The Local Knowlege

Gear & Equipment

Ryder Cup: The Technology of Choking

By Mike Stachura

Seeing all these somewhat unusual misses during Friday's Ryder Cup matches got me thinking about choking and specifically how fine the line is to properly execute a golf shot. Put it this way, the players on both sides may be a little nervous at the first tee or the 18th green, but if they knew how small their margin of error was for hitting a good shot in golf, they'd even feel worse. 

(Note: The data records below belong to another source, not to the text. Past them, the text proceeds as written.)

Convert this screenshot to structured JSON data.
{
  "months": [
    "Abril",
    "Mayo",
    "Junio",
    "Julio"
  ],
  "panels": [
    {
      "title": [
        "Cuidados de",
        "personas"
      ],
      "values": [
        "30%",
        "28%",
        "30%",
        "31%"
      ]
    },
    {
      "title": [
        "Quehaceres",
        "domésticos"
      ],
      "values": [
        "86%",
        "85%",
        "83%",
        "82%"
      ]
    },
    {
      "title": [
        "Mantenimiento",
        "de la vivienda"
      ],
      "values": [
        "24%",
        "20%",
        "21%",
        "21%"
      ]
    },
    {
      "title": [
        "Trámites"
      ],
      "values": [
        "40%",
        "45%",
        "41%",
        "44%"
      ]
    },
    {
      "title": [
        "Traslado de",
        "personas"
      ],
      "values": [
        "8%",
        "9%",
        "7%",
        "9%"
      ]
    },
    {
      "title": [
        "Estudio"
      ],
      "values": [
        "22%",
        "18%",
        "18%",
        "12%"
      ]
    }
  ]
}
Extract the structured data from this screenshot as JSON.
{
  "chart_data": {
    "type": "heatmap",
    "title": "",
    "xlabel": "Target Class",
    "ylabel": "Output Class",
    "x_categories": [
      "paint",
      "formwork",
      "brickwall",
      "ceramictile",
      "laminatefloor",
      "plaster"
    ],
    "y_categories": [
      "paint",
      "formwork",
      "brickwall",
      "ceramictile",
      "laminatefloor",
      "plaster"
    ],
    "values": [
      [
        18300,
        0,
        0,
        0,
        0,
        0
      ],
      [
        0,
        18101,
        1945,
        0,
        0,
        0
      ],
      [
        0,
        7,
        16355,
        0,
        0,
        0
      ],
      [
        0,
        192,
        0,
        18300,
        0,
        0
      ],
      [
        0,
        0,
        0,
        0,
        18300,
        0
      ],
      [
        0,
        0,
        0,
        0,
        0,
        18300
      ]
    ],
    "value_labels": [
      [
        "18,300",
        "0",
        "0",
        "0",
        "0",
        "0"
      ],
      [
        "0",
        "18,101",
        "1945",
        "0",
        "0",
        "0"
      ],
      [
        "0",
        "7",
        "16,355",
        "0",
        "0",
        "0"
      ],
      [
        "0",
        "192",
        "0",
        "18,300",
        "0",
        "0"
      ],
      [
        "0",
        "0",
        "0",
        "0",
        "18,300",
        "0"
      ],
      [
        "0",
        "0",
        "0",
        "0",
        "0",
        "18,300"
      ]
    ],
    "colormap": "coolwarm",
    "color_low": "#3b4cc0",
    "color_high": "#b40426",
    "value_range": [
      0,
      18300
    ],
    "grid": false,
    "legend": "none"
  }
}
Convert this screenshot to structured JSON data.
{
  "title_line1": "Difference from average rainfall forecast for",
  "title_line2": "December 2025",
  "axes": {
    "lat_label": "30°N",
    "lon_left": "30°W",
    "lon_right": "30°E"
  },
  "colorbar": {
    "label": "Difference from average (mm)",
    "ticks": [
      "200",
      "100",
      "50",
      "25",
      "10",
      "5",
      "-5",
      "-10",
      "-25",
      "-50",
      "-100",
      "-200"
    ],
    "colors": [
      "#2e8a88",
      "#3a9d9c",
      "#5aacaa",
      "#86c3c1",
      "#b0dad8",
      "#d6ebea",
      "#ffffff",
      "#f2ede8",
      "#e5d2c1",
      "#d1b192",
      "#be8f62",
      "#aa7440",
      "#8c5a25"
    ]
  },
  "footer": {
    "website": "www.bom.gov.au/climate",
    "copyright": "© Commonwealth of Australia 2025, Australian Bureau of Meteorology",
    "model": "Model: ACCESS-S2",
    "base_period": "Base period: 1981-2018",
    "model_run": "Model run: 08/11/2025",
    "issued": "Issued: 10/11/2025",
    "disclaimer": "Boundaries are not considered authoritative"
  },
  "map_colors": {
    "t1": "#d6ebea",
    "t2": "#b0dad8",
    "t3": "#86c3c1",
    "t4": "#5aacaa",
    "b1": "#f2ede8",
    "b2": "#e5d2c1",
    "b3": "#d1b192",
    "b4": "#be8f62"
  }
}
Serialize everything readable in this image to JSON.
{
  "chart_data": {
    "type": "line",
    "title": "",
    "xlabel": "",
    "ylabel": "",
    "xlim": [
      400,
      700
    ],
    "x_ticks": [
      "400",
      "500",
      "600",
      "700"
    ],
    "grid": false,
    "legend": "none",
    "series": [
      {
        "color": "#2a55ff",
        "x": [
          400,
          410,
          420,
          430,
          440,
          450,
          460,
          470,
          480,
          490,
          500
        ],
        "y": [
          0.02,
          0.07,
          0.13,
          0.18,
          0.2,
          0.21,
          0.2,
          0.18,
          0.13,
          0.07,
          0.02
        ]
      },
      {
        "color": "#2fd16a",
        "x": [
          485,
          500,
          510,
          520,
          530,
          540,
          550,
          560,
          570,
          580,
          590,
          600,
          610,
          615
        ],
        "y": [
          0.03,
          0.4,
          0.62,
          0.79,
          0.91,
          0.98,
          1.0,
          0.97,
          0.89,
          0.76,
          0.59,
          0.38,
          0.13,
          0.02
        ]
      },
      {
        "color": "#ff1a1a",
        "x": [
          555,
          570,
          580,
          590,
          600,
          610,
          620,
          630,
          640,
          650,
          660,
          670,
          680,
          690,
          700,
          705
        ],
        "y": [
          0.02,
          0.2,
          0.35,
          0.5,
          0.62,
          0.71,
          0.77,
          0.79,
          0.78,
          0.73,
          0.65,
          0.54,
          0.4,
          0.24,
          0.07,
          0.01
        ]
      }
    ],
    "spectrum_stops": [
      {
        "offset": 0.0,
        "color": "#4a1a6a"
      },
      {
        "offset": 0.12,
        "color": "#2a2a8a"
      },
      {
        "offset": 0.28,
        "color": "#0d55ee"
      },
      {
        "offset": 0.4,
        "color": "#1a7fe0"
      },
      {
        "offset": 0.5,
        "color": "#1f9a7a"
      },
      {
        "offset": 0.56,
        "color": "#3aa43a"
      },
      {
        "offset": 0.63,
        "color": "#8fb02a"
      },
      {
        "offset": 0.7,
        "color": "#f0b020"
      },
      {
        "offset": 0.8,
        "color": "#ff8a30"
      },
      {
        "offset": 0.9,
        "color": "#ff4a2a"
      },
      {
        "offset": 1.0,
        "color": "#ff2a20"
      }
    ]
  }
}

I dug up a report from Fredrik Tuxen, the brilliant mind behind the Trackman ballflight monitoring system. In this study, he suggests that if you miss the center of the face by the width of one dimple, a 250-yard shot will miss its target by 10 yards to the right. (That effect obviously gets worse the farther you hit it. And, oh by the way, a dimple measures about one-eighth of an inch.) Tuxen's research also notes that an off-center miss of half an inch on a driver leads to a shot that flies 35 yards right of its target. 

In putting, it gets worse, at least according to equipment guru Ralph Maltby. A 1-degree open face angle would miss a 7-foot putt to the right. How much off of square is a 1-degree open face angle? Maybe a millimeter.

Food for thought as you watch the best players in the world struggle with pressure this weekend at the Ryder Cup.